# Black gold ascent st



## ForkhornKiiller9000 (Jul 27, 2009)

Im looking at getting a slider sight and seen the black gold ascent st sight just was wondering if anyone has had them how have the been. I have never used a slider before and not sure wether to get a single pin or a 5 pin slider.


----------



## copple2 (Jan 23, 2008)

I have the 5 pin slider and I like it. It's nice to have my 5 pins for quick situations, vs always having to adjust on every shot, if you go with the 1 pin. They are built like a rock.

copple2


----------



## Guest (Jun 20, 2011)

slider sights are the only way to go in my opinion. for sure go with atleast a 3 pin sight, especially when hunting here in the west when shots can present themselves without any warning. black gold makes a good sight, but if you have some extra money, take a look at the sure-loc slider.


----------



## TopofUtahArcher (Sep 9, 2009)

Also consider Sword Sight's Centurian, Spot Hogg's Tommy Hogg, Custom Bow Equipment (CBE)'s Tek Hunter XL, and if you want some more ideas, feel free to contact me.


----------



## ktowncamo (Aug 27, 2008)

I switched to the Black Gold Ascent last year and flat out love it! Bomber construction, very bright pins and the slider is very functional if nothing else because it doesn't make a "CLICK" noise like the sure-loc that my buddy has when you're moving and then setting it in place. With the Ascent just turn the knob and the resistance of the knob holds it in place even if you don't tighten down the arm. I went with a 4 pin slider so I have 20, 30, 40 ,50 fixed. IMHO, best site for the dollar.


----------



## ForkhornKiiller9000 (Jul 27, 2009)

I decided to go with the black gold ascent st. 5 pin. Now my next question is what's the best way to sight in a slider sight. And should I invest in a sight tape program.


----------



## Guest (Jun 22, 2011)

ForkhornKiiller9000 said:


> I decided to go with the black gold ascent st. 5 pin. Now my next question is what's the best way to sight in a slider sight. And should I invest in a sight tape program.

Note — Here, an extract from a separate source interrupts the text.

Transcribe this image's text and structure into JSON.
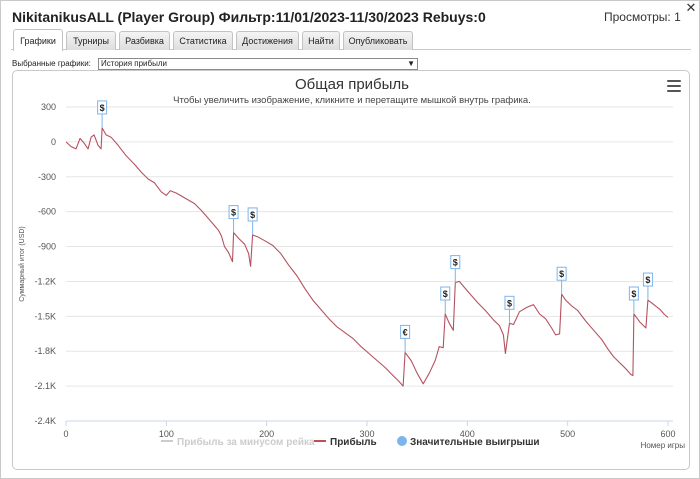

most archery shops will already have to sight tape program and for a small fee, will do everything for you and get a chart all made up.


----------



## stablebuck (Nov 22, 2007)

yeah you won't be disappointed with the Black Gold! I have a BG and a Sure-Loc and I love them both...I believe the BG may be a little more durable and lower profile...which is good if you are breaking a lot of trail like I do...


----------



## ForkhornKiiller9000 (Jul 27, 2009)

I'm a little confused on how to sight one of these in. Should I sight in the 5 pins at 20 30 40 50 60 then make the sight tape or do I make a sight tap first an use that as a reference.


----------



## stablebuck (Nov 22, 2007)

you will need to sight in for your 20 before you can APPLY your sight tape. you can make the sight tape whenever you want. I would find your 20 and then apply the sight tape and then make my vertical adjustments for 30, 40, 50, and 60. Then shoot those ranges and see how they line up against the sight tape in reality. It should be fairly close. You might need to make your own marks if actual position is different from the sight tape position.


----------



## ForkhornKiiller9000 (Jul 27, 2009)

Well I got it all tuned in. Alot easyer than I thought. I used archers advantage. But my info in printed a tape with out even shooting my bow and 10 min adjusting the sight and BAM dead on. This is the best sight. No need to slide the sight out to 60 yards but if you don't want to guess on a 36 yard shot you don't just slide it to 36. Simply awesome. So excited for the hunt. And shooting Alot during the pre season. Thanks everyone for the help and information.


----------